Hem Karadeniz fayı, hem kuzey Anadolu fayı, hem de kuzey Doğu Anadolu fayı ile çevrildiği için ve 2012'deki depreme Rize çok daha yakın olduğu için, aynı zamanda Rize'nin büyük kısmı dolgu alanı üzerinde olduğu için deprem tehlikesi daha fazla. Ama Trabzon'un da heyelanlı sahaları var. O da ayrı bir risk, ayrı bir tehlike oluşturuyor."
"ÖNGÖRÜLEN DEPREMLE BURADA FELAKET OLABİLİR"
Trabzon'da 2017 ile 2020 yılı arasında bina yapımı bakımdan rekor kırıldığını kaydeden Bektaş, "Zemin etütleri burada çok önemlidir. Maalesef zemin etütleri istenildiği şekilde yapılmıyor. Yani formaliteden öteye geçmiyor. Hal böyle olunca depreme karşı dayanıksız binalar oluşuyor. Bu noktada belediyelere, yerel yönetimlere önemli görevler düşüyor. Zemin etüt raporlarının muhakkak kontrol edilmesi gerekiyor. Özellikle belediyelerde afete karşı yer bilimleri dairesi kurulması gerekir.
Son yapılan çalışmalar şunu gösteriyor ki; burada olabilecek olan en büyük deprem 6.6 büyüklüğünde. Yani başka yerde olabilecek olan depremin aynısı Trabzon'da, Rize'de de olur. 6.6 büyüklüğündeki bir deprem bu bölgede sıvılaşmaya ve depremin büyümesine neden olur. Bu da felaket olur.
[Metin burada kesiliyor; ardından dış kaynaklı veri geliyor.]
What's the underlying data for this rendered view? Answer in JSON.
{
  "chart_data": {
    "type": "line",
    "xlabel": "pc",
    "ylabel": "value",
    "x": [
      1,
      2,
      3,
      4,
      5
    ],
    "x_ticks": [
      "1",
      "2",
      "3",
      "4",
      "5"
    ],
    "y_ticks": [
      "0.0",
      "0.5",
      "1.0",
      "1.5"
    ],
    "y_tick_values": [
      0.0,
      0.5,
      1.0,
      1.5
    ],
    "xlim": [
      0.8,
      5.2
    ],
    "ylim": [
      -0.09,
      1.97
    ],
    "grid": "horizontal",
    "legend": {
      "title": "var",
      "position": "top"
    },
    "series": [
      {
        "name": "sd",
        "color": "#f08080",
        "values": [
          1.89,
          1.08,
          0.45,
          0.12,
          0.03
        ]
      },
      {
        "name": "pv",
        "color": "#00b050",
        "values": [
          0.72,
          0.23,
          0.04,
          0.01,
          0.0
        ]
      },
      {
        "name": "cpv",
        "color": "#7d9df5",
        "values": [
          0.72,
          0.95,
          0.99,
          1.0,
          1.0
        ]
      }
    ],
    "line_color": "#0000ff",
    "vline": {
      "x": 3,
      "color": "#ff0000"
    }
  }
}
Acilen yapı stoklarının kontrol edilmesi lazım ve 'bölgede deprem olmaz' algısı ve önyargısından kurtulmamız, depreme hazırlıklı olmamız lazım. İzmir, bunun en önemli örneğidir. İzmir'de yaşanan depremin şiddetinden 2 kat daha fazlasının bu bölgede olması öngörülüyor" ifadelerini kullandı.